With the current svn mirror on github, developers can already fork and
create pull requests, they just need to be applied back to the svn
repository.  Is there any advantage to moving the repository to
github?  Are there any people who will start contributing because the
repository is on github that are unwilling to do so with the current
model (send patches to the mailing list or issue tracker)?

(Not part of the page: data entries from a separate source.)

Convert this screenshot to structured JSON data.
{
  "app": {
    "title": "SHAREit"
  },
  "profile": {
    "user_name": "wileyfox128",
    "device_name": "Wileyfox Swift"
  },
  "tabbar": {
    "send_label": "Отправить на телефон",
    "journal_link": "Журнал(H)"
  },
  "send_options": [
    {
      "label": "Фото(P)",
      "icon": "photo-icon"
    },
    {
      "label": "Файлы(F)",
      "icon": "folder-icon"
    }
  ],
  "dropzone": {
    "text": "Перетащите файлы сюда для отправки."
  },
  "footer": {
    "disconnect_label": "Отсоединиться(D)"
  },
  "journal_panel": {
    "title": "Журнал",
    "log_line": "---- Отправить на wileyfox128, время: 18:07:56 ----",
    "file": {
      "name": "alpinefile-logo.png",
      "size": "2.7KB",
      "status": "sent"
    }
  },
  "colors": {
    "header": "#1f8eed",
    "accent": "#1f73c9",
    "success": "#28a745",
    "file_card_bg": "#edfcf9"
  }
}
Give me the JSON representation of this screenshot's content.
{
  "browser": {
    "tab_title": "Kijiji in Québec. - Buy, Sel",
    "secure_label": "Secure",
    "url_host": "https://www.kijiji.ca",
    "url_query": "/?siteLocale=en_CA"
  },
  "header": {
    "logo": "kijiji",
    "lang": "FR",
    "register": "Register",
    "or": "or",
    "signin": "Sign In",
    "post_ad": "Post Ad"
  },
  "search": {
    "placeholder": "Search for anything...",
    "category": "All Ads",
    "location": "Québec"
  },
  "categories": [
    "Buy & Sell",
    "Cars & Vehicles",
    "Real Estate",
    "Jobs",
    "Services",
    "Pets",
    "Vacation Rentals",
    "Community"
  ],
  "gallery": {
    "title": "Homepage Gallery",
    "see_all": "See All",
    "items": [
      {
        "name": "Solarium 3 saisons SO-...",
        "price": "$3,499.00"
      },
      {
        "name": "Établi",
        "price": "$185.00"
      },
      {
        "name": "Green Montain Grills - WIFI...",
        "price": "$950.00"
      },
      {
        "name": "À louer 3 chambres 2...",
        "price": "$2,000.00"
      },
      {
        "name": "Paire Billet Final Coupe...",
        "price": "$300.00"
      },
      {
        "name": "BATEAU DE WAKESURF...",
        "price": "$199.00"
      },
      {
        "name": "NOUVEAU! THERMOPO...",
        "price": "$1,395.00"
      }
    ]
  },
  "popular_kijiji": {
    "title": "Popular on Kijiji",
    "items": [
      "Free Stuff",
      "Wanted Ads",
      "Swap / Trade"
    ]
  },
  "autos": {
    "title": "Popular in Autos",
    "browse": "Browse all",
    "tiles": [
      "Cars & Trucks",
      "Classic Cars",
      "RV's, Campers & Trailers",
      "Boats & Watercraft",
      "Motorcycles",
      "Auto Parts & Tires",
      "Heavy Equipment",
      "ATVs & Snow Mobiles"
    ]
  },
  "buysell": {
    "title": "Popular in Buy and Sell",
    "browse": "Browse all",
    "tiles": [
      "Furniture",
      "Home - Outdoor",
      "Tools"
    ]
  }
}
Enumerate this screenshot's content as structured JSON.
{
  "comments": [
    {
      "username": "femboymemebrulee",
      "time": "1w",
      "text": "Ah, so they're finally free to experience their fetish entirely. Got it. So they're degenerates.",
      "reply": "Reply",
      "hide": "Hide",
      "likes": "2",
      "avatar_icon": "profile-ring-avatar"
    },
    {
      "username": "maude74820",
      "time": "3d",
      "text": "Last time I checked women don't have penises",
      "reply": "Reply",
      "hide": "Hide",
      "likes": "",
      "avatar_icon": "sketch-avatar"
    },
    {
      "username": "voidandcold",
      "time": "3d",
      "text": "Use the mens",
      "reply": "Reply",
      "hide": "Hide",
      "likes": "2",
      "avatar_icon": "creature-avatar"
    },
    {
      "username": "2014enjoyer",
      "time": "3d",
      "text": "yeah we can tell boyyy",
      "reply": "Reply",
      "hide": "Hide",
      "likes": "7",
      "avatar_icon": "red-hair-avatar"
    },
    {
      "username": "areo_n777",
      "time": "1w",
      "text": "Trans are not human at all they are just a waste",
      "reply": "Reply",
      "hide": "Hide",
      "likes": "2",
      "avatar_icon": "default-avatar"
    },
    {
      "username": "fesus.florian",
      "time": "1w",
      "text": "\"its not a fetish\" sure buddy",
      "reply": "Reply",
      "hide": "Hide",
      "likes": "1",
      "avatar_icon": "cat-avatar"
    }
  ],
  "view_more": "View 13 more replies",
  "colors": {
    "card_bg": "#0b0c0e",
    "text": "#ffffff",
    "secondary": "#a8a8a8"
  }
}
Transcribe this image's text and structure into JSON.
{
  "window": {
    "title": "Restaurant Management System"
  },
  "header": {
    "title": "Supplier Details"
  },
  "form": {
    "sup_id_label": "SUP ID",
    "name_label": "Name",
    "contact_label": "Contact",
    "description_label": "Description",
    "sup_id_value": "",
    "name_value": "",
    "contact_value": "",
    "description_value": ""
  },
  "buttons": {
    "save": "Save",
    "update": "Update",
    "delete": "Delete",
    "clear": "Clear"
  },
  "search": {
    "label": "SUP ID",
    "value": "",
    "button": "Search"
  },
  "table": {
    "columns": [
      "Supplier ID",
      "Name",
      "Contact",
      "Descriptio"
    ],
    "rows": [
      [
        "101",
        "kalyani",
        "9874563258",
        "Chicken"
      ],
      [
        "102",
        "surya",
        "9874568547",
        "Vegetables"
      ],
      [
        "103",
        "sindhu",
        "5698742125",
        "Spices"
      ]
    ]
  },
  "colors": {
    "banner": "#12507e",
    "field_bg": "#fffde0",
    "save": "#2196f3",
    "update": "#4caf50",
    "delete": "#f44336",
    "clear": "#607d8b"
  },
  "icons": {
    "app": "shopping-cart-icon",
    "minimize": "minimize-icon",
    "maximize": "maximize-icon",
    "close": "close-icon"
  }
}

My current client just started a new project on Google Code and we had
a similar conversation:  subversion on Google Code vs. git/mercurial
on Google Code vs. git at github vs. subversion on Google Code + read
only git mirror at github vs. subversion on Google Code + read/write
git mirror at github.  In the end we went with subversion on Google
Code with possibility of git mirror later because we understand how
the Maven release process works with subversion and we liked the issue
tracker at Google Code a lot better than the one at github.

   michael


On Thu, Aug 2, 2012 at 11:14 PM,  <daniel.quest at gmail.com> wrote:
> Github ==awesome.
> Go for it and let the social coding begin
>
> Dan
>
> Sent from my iPhone
>
> On Aug 2, 2012, at 10:11 PM, Hannes Brandstätter-Müller<biojava at hannes.oib.com> wrote:
>
>> On Fri, Aug 3, 2012 at 1:52 AM, Andreas Prlic <andreas at sdsc.edu> wrote:
>>> Hi,
>>>
>>> I was wondering how people feel about migrating the BioJava  svn
>>> repository and starting to use github for the trunk development?
>>> (Currently github is only a read-only copy of our developer svn).
>>>
>>> Any opinions?
>>>
>>> Andreas
>>
>> I'm in favor - git pull requests make submitting patches so much easier, IMHO.